As Lila struggles to figure out what was truth and what was fiction in her brother's complicated past, her job, her marriage, and even her sanity will be put at risk. And when the hidden meaning behind Billy's stories comes to light, she will have to act before Billy's children are destroyed by the same heartbreaking reality that shattered her protector and twin more than twenty years ago.
A love song to the redemptive power of books and stories, The Promised World is a mesmerizing tale of intimacy, betrayal, and lost innocence that will haunt readers long after they have turned the final page.This is one of those books where the review doesn't come easily. It is a book that seems to resonates with many people. The novel is inherently sad and explores the effects of abuse and memory manipulation, especially when a person has good intentions and the desire to protect someone they love.
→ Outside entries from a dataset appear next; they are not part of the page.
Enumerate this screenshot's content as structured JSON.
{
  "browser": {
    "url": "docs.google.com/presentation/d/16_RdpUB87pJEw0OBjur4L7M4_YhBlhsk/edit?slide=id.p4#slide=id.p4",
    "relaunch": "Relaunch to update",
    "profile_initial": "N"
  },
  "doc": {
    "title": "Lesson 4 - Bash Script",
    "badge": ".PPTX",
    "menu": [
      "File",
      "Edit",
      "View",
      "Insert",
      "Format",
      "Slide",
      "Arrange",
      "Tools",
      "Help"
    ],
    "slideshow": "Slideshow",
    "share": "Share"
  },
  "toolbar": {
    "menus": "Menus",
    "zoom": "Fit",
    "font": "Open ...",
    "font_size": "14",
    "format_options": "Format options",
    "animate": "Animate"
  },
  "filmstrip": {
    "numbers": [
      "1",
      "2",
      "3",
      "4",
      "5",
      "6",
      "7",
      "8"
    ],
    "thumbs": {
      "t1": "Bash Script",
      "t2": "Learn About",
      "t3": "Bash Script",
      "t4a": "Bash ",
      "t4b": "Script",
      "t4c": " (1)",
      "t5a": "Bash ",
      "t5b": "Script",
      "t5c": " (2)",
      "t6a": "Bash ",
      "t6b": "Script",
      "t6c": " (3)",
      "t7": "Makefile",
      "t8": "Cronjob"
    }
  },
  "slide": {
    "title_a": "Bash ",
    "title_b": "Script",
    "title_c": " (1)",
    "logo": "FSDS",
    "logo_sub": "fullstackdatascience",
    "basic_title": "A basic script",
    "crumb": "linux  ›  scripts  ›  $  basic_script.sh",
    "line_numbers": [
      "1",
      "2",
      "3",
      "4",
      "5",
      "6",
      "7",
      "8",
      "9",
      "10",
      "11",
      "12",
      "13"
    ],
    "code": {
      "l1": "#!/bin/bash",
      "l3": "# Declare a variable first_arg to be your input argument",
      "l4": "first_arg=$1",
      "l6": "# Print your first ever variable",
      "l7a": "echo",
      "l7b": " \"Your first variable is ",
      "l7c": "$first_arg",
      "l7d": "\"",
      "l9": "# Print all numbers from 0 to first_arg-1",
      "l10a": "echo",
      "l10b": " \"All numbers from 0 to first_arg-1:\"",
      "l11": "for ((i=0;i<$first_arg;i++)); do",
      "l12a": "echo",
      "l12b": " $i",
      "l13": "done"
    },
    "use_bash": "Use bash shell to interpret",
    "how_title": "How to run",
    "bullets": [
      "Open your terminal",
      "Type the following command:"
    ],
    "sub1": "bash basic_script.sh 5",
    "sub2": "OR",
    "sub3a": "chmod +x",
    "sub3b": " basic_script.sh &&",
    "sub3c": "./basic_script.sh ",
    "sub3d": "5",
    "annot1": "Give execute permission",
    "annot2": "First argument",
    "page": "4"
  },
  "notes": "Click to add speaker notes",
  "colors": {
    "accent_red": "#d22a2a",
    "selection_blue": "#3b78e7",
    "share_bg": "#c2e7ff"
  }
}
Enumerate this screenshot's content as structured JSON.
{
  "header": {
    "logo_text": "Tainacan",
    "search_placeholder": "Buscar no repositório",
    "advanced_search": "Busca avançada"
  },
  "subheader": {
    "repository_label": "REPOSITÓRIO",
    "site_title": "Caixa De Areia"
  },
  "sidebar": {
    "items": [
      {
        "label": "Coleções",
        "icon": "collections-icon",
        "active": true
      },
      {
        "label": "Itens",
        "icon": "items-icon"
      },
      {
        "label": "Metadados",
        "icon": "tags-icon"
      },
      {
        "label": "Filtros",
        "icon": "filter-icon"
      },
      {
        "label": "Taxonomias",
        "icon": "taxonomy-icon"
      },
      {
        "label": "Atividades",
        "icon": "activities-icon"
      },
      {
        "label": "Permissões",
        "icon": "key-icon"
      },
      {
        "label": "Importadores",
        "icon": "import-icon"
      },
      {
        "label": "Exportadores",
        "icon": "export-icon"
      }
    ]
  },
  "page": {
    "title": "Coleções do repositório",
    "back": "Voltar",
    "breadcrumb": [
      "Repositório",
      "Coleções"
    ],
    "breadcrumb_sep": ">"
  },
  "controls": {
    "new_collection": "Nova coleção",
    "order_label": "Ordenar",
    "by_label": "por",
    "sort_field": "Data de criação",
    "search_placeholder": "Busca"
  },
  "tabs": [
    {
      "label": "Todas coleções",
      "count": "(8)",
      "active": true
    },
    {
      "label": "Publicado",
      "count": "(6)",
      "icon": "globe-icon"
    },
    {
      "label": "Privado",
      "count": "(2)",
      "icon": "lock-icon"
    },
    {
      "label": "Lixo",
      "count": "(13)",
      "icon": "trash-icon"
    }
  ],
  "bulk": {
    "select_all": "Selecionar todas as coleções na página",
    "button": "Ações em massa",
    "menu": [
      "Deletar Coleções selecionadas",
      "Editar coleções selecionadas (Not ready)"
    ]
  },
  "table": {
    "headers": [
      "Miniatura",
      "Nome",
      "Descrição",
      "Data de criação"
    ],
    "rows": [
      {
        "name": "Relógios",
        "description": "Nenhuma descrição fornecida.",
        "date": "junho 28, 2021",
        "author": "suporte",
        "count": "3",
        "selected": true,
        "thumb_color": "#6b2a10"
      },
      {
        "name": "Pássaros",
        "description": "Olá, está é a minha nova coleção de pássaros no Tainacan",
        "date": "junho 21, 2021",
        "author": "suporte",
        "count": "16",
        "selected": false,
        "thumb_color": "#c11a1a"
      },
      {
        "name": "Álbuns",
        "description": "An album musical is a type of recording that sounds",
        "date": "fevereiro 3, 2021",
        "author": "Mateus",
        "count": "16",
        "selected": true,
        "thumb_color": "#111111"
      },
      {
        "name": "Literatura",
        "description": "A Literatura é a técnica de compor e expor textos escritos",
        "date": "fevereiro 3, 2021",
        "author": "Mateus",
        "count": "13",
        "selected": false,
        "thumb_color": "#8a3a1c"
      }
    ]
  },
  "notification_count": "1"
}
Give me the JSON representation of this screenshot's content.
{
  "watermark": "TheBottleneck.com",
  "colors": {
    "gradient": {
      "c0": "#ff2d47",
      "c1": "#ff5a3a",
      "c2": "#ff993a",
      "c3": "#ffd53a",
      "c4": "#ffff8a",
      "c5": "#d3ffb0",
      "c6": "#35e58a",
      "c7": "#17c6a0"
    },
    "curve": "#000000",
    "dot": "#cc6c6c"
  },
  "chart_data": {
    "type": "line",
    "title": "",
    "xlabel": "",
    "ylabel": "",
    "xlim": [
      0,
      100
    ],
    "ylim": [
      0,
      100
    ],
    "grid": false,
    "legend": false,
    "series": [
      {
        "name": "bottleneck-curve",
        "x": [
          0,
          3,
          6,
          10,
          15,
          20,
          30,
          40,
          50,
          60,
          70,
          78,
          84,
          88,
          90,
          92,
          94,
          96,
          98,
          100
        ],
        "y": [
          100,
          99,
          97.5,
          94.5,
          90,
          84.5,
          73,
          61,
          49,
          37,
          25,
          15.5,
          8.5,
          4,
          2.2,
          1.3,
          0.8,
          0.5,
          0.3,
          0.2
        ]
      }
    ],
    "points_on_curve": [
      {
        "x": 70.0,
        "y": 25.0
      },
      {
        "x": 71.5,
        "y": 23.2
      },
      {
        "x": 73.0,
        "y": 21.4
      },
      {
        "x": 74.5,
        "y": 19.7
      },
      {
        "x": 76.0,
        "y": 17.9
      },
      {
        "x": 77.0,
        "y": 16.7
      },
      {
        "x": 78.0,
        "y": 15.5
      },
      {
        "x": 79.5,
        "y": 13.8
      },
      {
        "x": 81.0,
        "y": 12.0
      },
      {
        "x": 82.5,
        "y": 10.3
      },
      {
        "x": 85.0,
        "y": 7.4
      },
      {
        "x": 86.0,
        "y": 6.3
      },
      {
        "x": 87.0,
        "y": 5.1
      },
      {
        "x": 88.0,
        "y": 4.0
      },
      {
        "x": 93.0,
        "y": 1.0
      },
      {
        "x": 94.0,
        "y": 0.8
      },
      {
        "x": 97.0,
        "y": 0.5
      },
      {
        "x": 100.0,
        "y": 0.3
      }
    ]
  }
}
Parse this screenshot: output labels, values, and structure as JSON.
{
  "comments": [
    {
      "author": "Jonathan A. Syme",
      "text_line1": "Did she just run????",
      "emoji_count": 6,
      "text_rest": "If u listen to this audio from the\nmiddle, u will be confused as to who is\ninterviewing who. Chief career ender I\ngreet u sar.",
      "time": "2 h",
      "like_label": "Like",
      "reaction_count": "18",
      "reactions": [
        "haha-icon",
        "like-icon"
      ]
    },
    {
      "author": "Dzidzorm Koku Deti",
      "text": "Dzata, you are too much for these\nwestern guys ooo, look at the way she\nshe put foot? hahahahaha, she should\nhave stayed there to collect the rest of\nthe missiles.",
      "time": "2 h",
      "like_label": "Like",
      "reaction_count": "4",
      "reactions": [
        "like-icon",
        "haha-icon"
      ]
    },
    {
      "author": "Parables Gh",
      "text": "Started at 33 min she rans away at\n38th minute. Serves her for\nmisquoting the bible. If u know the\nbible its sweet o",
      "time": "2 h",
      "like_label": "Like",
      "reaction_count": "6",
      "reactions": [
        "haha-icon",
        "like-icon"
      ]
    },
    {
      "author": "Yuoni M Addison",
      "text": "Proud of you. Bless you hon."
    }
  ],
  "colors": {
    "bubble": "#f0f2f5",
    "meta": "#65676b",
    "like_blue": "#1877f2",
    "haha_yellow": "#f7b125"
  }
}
The chapters alternate the individual perspectives which show how one experience can affect each person differently. There are many different characters, but the author manages to keep the perspectives clear and separate.
Like others who've read this novel, I found the first half to be slow. I came close to putting it down several times and not picking it up again. But, there was a compelling element that made me want to continue reading and find out the truth of Lila and Billy's story. The story picks up towards the end as truth is realized.
I honestly can't say that I liked the book. It isn't an uplifting book by any means. However, it is one that could stay with you which, depending on your own personal life experiences, will either be good or bad. One of the things I did enjoy was the use of literature. Lila was an English professor and both she and Billy not only loved books, but books were an integral part of their lives and their relationship.
Thanks to Lisa Munley of TLC Book Tours for the opportunity to review this book. You can the see other tour stops and read additional reviews here. You can purchase your own copy of the book here.
I am having vision issues which are terrifying to someone whose work and interests lie in reading and writing. Because of this, I am falling behind in some of my reviewing commitments and ask for your support and patience.